With a few weeks left in hand for the Trump administration, they have crossed a dangerous line with China days before Joe Biden takes the office. The U.S removed a decade-old, self-imposed restriction on how its diplomats and officials interact with Taiwan.
“For several decades the State Department has created complex internal restrictions to regulate our diplomats, service members, and other officials’ interactions with their Taiwanese counterparts,” Secretary of State Michael Pompeo said in a statement Saturday in Washington. “No more.”
After the announcement China state media lashed out on U.S, accusing US Secretary of State Mike Pompeo of “seeking to maliciously inflict a long-lasting scar on China-US ties.”
The announcement was the latest in the series but it’s the only one since Trump took over the office from Obama.

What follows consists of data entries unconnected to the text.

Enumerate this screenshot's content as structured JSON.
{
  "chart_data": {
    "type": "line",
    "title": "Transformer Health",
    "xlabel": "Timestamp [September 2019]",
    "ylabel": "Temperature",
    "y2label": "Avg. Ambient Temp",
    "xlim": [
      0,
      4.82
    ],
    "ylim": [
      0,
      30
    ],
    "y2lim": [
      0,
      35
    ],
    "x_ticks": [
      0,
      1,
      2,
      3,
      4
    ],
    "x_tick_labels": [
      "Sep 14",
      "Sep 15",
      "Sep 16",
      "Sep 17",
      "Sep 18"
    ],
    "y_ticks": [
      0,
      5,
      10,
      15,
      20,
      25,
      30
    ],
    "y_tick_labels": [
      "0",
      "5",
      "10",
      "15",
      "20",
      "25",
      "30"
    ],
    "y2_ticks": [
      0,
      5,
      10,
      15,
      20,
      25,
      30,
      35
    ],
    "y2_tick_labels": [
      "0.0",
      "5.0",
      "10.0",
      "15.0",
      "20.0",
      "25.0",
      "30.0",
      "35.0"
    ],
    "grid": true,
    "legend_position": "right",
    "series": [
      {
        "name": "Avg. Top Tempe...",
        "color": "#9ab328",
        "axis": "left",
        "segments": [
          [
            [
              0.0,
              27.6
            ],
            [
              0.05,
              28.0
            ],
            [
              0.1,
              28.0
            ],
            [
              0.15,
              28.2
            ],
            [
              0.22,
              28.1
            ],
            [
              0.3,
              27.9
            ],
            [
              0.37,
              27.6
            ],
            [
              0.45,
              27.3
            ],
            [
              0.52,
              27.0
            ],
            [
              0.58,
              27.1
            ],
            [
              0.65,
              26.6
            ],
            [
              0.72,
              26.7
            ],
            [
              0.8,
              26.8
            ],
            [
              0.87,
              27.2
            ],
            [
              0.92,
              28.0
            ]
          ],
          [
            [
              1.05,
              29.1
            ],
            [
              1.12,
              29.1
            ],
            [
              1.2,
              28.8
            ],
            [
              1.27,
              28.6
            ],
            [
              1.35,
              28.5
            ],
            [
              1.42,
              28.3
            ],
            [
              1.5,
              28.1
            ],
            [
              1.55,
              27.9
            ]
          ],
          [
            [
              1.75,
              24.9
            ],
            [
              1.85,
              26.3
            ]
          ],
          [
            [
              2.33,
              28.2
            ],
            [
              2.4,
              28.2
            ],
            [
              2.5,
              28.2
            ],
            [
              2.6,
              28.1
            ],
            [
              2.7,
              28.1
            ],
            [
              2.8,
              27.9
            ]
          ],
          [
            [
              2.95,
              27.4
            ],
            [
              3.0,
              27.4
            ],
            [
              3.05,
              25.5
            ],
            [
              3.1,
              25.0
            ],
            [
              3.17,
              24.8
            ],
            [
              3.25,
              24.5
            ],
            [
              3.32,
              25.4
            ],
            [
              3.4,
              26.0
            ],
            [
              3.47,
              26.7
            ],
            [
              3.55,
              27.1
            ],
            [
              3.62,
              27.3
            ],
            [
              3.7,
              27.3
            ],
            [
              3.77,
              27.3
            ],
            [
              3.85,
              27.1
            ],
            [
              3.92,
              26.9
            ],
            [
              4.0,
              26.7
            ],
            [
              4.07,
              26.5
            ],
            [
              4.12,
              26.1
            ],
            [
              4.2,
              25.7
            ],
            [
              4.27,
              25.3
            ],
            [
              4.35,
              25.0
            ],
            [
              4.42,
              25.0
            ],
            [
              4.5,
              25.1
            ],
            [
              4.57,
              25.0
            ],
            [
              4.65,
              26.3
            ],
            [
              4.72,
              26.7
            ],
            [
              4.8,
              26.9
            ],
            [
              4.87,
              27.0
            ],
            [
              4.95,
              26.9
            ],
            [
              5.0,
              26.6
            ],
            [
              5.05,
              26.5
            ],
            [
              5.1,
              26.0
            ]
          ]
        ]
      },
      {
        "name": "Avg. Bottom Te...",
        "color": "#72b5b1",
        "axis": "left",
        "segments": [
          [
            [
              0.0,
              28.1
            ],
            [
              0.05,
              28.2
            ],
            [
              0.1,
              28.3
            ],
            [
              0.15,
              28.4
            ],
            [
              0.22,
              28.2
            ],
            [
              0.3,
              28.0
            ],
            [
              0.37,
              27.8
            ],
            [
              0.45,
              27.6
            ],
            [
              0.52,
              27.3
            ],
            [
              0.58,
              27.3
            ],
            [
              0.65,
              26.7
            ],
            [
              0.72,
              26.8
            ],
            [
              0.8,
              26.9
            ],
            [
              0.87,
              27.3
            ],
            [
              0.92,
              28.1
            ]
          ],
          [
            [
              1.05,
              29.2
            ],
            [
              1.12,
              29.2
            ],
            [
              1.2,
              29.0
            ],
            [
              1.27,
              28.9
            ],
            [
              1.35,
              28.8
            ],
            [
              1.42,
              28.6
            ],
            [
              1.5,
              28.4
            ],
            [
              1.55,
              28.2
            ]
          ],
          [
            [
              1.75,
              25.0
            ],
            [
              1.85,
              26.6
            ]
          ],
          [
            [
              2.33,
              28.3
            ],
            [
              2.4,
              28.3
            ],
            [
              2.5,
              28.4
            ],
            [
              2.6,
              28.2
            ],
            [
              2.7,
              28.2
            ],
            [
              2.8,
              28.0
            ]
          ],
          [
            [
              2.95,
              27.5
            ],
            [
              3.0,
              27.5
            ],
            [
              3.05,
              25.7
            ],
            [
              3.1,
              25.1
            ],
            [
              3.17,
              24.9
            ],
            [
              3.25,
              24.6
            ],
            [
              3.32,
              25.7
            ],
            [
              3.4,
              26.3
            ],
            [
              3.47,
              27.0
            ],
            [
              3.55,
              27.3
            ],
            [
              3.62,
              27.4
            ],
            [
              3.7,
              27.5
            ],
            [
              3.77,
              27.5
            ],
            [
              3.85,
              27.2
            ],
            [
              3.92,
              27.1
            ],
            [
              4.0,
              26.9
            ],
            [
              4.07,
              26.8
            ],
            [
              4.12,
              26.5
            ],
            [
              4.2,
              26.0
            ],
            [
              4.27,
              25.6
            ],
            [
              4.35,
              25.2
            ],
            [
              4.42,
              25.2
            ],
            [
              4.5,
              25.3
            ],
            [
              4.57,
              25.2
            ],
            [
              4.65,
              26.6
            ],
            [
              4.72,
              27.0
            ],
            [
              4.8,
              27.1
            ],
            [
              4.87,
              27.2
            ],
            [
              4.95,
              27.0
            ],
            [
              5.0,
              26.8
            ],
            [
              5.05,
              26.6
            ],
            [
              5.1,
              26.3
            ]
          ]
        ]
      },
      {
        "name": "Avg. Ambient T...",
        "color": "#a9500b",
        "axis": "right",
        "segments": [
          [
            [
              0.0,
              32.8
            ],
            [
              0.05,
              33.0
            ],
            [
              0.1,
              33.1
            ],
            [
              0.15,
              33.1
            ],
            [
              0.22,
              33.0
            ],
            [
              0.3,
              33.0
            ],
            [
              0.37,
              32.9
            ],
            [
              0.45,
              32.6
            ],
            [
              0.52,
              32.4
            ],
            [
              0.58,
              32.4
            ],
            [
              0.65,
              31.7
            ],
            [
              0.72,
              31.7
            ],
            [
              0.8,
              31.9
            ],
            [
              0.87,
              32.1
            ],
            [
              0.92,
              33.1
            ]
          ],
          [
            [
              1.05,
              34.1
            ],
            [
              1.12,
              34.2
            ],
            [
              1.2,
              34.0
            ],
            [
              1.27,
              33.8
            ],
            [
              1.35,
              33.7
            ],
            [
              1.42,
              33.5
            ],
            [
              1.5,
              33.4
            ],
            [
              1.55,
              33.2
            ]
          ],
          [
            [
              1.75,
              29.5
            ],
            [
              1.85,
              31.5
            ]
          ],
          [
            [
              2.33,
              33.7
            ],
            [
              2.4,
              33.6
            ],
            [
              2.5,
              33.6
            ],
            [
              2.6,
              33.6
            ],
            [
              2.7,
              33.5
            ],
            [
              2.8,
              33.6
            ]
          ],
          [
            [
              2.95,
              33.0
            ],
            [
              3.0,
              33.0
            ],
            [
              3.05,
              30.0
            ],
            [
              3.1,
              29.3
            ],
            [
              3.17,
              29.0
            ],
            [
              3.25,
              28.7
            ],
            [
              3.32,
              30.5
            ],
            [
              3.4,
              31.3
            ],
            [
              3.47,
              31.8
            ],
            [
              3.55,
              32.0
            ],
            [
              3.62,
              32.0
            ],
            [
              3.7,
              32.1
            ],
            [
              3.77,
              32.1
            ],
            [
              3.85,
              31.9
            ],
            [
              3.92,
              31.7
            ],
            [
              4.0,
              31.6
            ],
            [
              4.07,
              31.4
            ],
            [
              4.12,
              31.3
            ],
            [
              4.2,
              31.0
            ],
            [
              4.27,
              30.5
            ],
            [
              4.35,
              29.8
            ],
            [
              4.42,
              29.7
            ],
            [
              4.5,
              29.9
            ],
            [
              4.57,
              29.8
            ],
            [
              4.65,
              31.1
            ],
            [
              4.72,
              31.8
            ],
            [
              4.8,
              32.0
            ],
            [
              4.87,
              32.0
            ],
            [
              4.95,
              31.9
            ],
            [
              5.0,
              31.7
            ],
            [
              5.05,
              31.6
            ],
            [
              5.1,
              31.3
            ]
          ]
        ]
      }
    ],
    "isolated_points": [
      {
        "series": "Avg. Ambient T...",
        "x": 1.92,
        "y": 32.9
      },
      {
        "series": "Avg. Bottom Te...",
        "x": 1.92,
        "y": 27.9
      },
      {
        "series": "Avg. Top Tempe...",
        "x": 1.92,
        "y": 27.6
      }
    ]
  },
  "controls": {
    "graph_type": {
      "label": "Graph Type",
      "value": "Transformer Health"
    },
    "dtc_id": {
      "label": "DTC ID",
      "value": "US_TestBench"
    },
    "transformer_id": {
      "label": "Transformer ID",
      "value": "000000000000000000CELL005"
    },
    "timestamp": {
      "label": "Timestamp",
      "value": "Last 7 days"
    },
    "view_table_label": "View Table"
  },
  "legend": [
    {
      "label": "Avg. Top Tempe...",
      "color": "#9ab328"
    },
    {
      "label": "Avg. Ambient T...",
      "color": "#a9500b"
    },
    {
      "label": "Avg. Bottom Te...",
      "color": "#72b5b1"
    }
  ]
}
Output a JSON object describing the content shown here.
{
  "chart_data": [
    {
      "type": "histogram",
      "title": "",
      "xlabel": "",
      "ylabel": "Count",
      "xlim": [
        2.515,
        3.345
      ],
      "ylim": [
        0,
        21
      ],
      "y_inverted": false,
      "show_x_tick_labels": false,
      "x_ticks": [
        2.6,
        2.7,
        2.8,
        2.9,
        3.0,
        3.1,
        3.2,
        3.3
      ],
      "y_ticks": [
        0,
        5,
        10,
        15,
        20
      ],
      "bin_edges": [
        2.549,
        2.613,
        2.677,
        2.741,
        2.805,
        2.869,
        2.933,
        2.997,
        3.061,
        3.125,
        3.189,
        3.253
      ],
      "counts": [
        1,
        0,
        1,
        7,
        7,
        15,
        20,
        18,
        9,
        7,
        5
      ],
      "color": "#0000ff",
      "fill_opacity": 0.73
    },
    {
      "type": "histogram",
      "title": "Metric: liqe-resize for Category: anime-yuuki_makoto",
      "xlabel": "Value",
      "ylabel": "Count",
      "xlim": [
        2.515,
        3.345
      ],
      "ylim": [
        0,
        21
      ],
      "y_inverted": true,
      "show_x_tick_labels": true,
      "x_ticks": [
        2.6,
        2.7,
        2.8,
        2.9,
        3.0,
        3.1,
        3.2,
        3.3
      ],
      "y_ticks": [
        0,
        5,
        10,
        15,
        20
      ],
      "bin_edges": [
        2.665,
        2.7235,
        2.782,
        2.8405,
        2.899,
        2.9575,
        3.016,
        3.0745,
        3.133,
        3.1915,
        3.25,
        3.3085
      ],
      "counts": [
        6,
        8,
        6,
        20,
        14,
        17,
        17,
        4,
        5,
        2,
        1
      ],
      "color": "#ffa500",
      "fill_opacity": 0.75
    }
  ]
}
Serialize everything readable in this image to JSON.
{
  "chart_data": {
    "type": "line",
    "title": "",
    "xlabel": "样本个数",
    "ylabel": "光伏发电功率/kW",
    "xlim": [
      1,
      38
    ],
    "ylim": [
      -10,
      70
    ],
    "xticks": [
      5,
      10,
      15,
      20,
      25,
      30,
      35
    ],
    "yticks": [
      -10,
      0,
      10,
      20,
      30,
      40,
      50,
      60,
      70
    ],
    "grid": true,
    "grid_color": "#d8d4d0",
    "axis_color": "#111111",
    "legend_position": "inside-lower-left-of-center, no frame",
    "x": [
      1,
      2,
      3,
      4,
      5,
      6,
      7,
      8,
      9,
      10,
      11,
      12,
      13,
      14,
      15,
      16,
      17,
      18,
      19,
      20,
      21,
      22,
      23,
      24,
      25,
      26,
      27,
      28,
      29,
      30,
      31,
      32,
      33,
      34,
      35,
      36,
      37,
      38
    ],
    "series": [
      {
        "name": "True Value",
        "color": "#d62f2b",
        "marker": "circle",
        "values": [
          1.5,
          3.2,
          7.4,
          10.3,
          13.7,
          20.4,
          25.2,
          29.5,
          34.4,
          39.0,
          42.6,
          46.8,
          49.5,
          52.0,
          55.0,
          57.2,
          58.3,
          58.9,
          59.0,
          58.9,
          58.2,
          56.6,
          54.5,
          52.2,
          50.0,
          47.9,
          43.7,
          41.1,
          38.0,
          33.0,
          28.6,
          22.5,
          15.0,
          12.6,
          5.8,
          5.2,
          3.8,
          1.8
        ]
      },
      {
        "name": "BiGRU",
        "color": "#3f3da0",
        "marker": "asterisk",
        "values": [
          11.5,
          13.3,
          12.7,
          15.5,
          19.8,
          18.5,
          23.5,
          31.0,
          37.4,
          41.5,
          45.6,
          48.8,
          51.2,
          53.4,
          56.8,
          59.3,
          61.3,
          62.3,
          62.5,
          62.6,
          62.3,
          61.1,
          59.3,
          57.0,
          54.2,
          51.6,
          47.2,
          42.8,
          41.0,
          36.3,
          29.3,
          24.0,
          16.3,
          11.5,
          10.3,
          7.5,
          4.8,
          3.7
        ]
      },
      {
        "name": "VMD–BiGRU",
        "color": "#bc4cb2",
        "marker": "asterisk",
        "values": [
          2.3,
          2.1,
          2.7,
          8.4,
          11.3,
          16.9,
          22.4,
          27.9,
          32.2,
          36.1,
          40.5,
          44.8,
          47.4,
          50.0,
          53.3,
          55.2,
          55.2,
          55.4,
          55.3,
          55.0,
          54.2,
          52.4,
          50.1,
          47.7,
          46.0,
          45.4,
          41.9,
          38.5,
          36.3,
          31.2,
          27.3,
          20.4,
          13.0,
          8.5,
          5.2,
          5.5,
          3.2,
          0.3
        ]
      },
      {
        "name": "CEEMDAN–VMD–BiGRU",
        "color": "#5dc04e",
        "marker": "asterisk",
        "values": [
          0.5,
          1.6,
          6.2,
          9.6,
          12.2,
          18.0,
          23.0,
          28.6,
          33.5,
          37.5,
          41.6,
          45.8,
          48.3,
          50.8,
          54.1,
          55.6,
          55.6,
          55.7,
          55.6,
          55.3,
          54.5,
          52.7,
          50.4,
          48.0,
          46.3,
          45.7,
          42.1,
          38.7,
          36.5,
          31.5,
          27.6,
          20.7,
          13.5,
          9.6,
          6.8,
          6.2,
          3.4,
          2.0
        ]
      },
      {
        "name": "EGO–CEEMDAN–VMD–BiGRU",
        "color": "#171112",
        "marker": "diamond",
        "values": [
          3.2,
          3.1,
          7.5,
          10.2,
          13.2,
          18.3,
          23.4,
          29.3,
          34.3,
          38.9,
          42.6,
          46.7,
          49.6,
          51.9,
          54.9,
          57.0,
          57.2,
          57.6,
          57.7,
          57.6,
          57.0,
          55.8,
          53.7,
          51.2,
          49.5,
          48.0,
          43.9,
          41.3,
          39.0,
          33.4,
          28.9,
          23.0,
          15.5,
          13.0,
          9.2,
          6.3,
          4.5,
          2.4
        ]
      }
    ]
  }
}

China opposed the meeting between the U.S and Taiwanese officials in the past. But the Chinese foreign ministry didn’t respond to a request for comment on the latest announcement.
However Taiwan’s Minister of Foreign Affairs Joseph Wu didn’t hesitate for a second to tweet that he was grateful to Pompeo for “lifting restrictions unnecessarily limiting our engagements.”
Taiwan is a sensitive issue for China’s ruling Communist Party, which considers the self-governing island of 23.6 million people a renegade province that should be brought under its rule.
Pompeo said that the US maintains relationships with unofficial partners around the world, and that Taiwan is no exception.